O futebol é fantasticamente popular. Como produto comercial, funciona. Não é à toa que tenha mudado tão pouco nos últimos cem anos. Ele não está quebrado, por isso, no entender da Fifa, não precisa de conserto. Eu, particularmente, não acho que, mais justo, o futebol fique menos interessante. Imagine o suspense para as 80 mil pessoas no estádio esperando para saber se aquele gol valeu ou não, até que a tecnologia dê o veredicto. Seria demais!
Recentemente você escreveu que sediar uma Copa do Mundo não traz dinheiro, traz felicidade. Por que o futebol nos faz felizes?
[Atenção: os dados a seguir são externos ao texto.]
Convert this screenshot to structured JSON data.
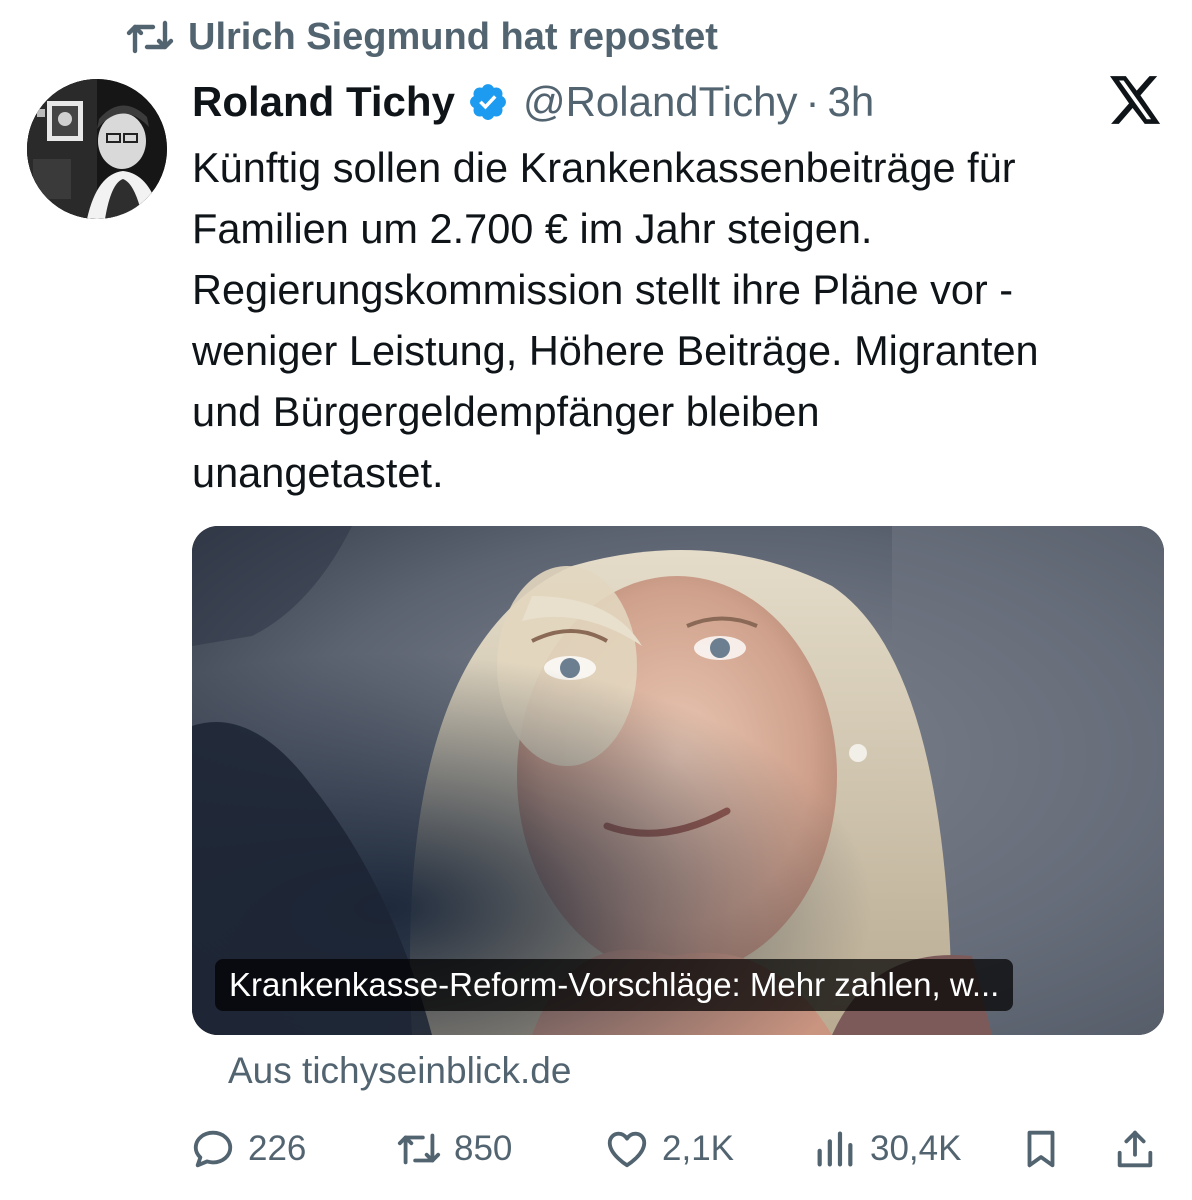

Sediar uma Copa significa dividir um grande projeto com seu país, significa fazer parte. Quando o Brasil receber a Copa em 2014, meses antes todo mundo na escola, no trabalho, no ponto de ônibus estará falando sobre ela. As pessoas conversarão de futebol com estranhos. Elas se sentirão unidas e mais próximas umas das outras. Mesmo se o Brasil perder todos os brasileiros permanecerão juntos, na tristeza. Portanto, há um sentimento comum muito forte quando um país recebe a Copa do Mundo. Um sentimento difícil de encontrar em outras ocasiões. É esse sentimento de união, que atrai inclusive os solitários, o grande benefício para quem sedia uma Copa.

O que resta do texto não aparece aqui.